“Our awareness has been stretched wider than ever in history, but often at the cost of taking away a lifetime of experiences.” – Seth Godin
“We were the first humans who would never see something for the first time.” – Gillian Flynn
Both of these appeared in my feed within minutes of each other this morning, in turn each pointing out the world we live in being smaller than ever before, and casting a neon glow on a topic I should explore before the muse carries it on to the next writer. Candidly I’m itching to return to writing more local history, but it’ll have to wait a bit longer. I’d be a fool to turn a cold shoulder on the muse, wouldn’t I?
Godin laments the cost of awareness in our world of YouTube, Instagram, streaming media and, yes, travel blogging. We tend to know about things just by casually dipping our ladle into the stream of information flying past us in all directions. But sipping from the ladle isn’t immersive exploration of new places and ideas. It’s the Cliff Notes, not War and Peace. As Godin writes, there’s no excuse for being uninformed, but there’s also no good reason for being inexperienced.
Flynn laments that media often offers a better picture of the world than going there and seeing it does. I’d say she’s partially right in that we cheat ourselves of the wonder of the new having seen it before we get there. But I disagree that the experience is better through media or that we don’t experience something substantively better being there versus seeing it on a screen. I can look out the window and see snow, or I can walk outside and understand snow.
The crew of Fayaway are in Saba at the moment. It was nothing for me to pull up a video of people hiking up the mountain they hiked up, see the massive leaves they saw and the same view out to St. Kitts that they sent me in a text message. But a YouTube video is a very small sample of the experience they had of talking to locals, feeling the heat, getting out of breath climbing to the summit, and the exhilaration of reaching the summit and catching a first glimpse of the panoramic vista. That is their experience of a lifetime, while I’m simply aware of what it generally looked like for them after watching a YouTube video.
The world is smaller than ever, and we’re blessed to experience the wonders of it without the cost of earning it in money, risk, sweat equity and sacrifice. But experience on a screen isn’t experiencing life, it just eliminates the surprise of knowing what’s around the corner when you can Google street view so much of this world. Surprise can be good, and surprise can be very bad. Maybe the answer is to use all this technology to mitigate the impact of the bad while minimizing the reduction of the other.
Maybe VR will bring us closer than we’d ever imagine in the next few years. There’s enormous value in practicing on the flight simulator to get it right before you fly the Boeing 777 overseas, but you still need to get experience on the real thing after that before they load passengers on with you. Likewise, seeing what the Google street view was prior to pulling out of Edinburgh in a rental car made me more comfortable when I did it.
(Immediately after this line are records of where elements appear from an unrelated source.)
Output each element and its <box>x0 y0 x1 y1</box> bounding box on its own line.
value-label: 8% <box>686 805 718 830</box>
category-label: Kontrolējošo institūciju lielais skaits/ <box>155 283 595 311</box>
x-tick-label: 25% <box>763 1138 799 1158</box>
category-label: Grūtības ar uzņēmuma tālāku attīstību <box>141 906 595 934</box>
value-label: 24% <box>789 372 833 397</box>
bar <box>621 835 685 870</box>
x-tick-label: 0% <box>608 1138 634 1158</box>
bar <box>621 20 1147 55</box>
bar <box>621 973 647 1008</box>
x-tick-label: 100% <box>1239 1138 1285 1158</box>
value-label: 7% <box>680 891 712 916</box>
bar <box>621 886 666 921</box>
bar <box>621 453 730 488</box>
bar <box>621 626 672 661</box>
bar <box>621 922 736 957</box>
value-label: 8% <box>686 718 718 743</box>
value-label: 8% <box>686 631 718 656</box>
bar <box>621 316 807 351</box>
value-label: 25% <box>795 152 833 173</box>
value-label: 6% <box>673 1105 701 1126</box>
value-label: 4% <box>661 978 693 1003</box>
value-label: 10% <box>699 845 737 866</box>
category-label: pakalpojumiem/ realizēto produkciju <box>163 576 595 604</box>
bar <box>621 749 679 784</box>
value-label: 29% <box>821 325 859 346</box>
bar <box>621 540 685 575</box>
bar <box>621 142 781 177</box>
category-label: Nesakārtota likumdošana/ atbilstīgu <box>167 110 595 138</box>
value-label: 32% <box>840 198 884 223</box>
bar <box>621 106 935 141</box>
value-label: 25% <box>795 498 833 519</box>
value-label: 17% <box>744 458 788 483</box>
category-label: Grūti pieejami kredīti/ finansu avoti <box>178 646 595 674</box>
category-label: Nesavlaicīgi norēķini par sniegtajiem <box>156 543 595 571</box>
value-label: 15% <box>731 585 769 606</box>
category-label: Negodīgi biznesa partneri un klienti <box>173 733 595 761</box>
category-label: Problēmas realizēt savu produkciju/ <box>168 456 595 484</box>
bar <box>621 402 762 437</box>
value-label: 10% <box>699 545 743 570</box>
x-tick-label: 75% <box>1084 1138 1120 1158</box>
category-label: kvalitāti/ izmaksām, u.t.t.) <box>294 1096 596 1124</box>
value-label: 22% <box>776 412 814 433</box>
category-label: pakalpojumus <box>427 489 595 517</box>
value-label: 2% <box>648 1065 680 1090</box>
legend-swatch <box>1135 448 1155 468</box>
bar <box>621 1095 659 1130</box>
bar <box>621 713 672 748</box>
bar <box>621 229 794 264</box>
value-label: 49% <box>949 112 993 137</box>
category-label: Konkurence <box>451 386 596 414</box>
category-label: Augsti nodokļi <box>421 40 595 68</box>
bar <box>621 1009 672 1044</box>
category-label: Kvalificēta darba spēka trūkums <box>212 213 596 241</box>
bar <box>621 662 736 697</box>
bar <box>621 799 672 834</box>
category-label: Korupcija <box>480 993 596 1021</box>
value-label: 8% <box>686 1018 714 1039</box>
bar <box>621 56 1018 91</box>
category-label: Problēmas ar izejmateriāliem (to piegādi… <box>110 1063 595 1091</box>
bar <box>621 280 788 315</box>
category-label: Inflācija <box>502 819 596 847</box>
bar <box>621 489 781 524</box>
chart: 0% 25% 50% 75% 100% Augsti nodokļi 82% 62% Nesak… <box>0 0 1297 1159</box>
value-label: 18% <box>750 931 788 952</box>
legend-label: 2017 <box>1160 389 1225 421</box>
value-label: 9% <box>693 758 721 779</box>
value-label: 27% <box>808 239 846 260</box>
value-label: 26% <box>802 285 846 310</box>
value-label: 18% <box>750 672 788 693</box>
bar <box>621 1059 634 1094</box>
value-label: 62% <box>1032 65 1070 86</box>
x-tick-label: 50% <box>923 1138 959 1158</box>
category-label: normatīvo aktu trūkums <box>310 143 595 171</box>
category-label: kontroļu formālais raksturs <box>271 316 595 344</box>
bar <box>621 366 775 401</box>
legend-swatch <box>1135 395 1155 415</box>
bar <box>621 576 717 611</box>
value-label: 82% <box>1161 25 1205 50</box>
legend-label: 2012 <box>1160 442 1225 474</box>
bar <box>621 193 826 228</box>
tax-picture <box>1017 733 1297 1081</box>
It didn’t simulate the tactile oddness of the left hand shift instead of the right or the adrenaline rush of the first roundabout going the opposite way, but it eliminated sensory overload having seen a bit of it already.
Humans are meant to move, and to interact and react to the world around them. Media is getting exponentially better at recreating this experience, but that doesn’t make it experience. The answer is to get out and be a part of the world, not just watch it through someone else’s lens.